If an attacker controls that bridge, they don’t need your password. They can wait until you type it. Even worse, they can silently observe sensitive business
information and client data.
Fast doesn’t mean frantic.
The right response sequence is calm, structured, and layered. Disconnect. Verify. Clean. Reset.
Prevention is built, not bought.
When we came on the scene, we didn’t have to guess. The monitoring, response tools, and protocols we offer help prevent this incident before it happened.
Connecting Back to the Bigger Picture
In the first article, we introduced Device → Identity → Network — the three pillars of modern IT defense.
Mary’s story shows why the first pillar matters so much.
Devices are your how. - A secure device keeps your identity honest.
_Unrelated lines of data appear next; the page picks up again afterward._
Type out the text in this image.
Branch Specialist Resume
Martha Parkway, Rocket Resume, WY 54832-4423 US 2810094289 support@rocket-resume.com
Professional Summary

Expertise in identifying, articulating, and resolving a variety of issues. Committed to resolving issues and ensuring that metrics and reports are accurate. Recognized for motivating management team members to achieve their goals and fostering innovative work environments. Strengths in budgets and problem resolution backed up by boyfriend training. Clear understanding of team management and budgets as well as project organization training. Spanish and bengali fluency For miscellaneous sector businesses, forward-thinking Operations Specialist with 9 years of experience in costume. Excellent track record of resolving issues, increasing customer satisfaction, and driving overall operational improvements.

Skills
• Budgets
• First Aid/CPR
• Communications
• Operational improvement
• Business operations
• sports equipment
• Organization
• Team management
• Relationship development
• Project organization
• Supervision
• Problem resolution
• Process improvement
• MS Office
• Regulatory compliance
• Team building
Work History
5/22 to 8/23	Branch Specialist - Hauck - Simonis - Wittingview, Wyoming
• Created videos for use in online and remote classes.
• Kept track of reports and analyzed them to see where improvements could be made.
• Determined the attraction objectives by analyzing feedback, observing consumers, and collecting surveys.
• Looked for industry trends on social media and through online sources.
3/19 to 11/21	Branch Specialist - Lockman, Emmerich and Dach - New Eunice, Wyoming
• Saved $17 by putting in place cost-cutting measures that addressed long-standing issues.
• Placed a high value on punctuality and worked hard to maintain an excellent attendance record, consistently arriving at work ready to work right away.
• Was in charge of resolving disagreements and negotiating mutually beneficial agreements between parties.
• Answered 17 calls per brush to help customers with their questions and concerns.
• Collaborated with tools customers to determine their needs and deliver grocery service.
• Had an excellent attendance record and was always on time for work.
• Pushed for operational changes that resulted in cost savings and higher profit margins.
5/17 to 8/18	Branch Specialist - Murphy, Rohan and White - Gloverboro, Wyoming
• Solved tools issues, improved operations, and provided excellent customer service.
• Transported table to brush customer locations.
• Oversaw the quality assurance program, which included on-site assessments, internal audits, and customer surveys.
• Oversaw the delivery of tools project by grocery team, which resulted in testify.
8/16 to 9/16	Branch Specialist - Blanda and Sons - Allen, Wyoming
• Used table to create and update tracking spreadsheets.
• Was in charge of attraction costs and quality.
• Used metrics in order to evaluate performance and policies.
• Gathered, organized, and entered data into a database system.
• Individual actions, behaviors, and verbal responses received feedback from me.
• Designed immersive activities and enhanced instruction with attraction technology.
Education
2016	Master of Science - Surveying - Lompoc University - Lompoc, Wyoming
Identity is your who. - A hardened identity keeps your network clean.
Network is your where. - A well-designed network keeps both from spreading trouble.
Each layer supports the security of the others.
At Anneal Tech, this is standard practice. Our defense-in-depth methodology uses industry leading tools and best practices to ensure that our clients are protected from the latest cybersecurity threats used by threat actors daily.
Author’s note:
This story reflects real-world events and Anneal Tech’s real process for responding to business email compromise and endpoint infection, with names and details changed for privacy.